PROVED RESERVES (SEC DEFINITIONS)
Securities and Exchange Commission Regulation S-X §210.4-10(a)(22) defines proved oil and gas reserves as follows:
Proved oil and gas reserves. Proved oil and gas reserves are those quantities of oil and gas, which, by analysis of geoscience and engineering data, can be estimated with reasonable certainty to be economically producible—from a given date forward, from known reservoirs, and under existing economic conditions, operating methods, and government regulations—prior to the time at which contracts providing the right to operate expire, unless evidence indicates that renewal is reasonably certain, regardless of whether deterministic or probabilistic methods are used for the estimation. The project to extract the hydrocarbons must have commenced or the operator must be reasonably certain that it will commence the project within a reasonable time.

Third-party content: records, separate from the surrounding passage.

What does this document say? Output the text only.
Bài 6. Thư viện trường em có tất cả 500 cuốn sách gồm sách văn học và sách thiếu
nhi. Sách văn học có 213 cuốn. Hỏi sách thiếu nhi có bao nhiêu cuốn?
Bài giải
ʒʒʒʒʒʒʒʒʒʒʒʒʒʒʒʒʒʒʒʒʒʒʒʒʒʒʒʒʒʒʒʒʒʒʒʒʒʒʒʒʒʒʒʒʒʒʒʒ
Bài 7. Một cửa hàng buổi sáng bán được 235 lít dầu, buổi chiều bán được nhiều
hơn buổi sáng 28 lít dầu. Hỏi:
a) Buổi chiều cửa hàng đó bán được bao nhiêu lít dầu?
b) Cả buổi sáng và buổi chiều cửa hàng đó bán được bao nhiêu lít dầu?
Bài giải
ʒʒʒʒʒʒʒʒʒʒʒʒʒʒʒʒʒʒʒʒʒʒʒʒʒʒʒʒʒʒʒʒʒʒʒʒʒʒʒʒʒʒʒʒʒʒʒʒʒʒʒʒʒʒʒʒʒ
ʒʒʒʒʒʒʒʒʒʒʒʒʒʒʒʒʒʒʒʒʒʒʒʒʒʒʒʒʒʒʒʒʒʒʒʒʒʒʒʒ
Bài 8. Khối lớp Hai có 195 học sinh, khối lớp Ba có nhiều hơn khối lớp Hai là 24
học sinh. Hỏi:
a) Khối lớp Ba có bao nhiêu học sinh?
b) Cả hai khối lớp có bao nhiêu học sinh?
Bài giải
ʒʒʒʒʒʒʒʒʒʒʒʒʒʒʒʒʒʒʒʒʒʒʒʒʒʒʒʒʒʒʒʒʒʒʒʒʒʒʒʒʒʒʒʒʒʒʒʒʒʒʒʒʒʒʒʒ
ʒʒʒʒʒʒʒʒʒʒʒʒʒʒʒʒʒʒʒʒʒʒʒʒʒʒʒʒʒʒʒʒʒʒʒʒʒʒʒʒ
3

(i) The area of the reservoir considered as proved includes:
(A) The area identified by drilling and limited by fluid contacts, if any, and
RYDER SCOTT COMPANY PETROLEUM CONSULTANTS
PETROLEUM RESERVES DEFINITIONS
Page 3
(B) Adjacent undrilled portions of the reservoir that can, with reasonable certainty, be judged to be continuous with it and to contain economically producible oil or gas on the basis of available geoscience and engineering data.
(ii) In the absence of data on fluid contacts, proved quantities in a reservoir are limited by the lowest known hydrocarbons (LKH) as seen in a well penetration unless geoscience, engineering, or performance data and reliable technology establishes a lower contact with reasonable certainty.
(iii) Where direct observation from well penetrations has defined a highest known oil (HKO) elevation and the potential exists for an associated gas cap, proved oil reserves may be assigned in the structurally higher portions of the reservoir only if geoscience, engineering, or performance data and reliable technology establish the higher contact with reasonable certainty.
(iv) Reserves which can be produced economically through application of improved recovery techniques (including, but not limited to, fluid injection) are included in the proved classification when:
(A) Successful testing by a pilot project in an area of the reservoir with properties no more favorable than in the reservoir as a whole, the operation of an installed program in the reservoir or an analogous reservoir, or other evidence using reliable technology establishes the reasonable certainty of the engineering analysis on which the project or program was based; and
(B) The project has been approved for development by all necessary parties and entities, including governmental entities.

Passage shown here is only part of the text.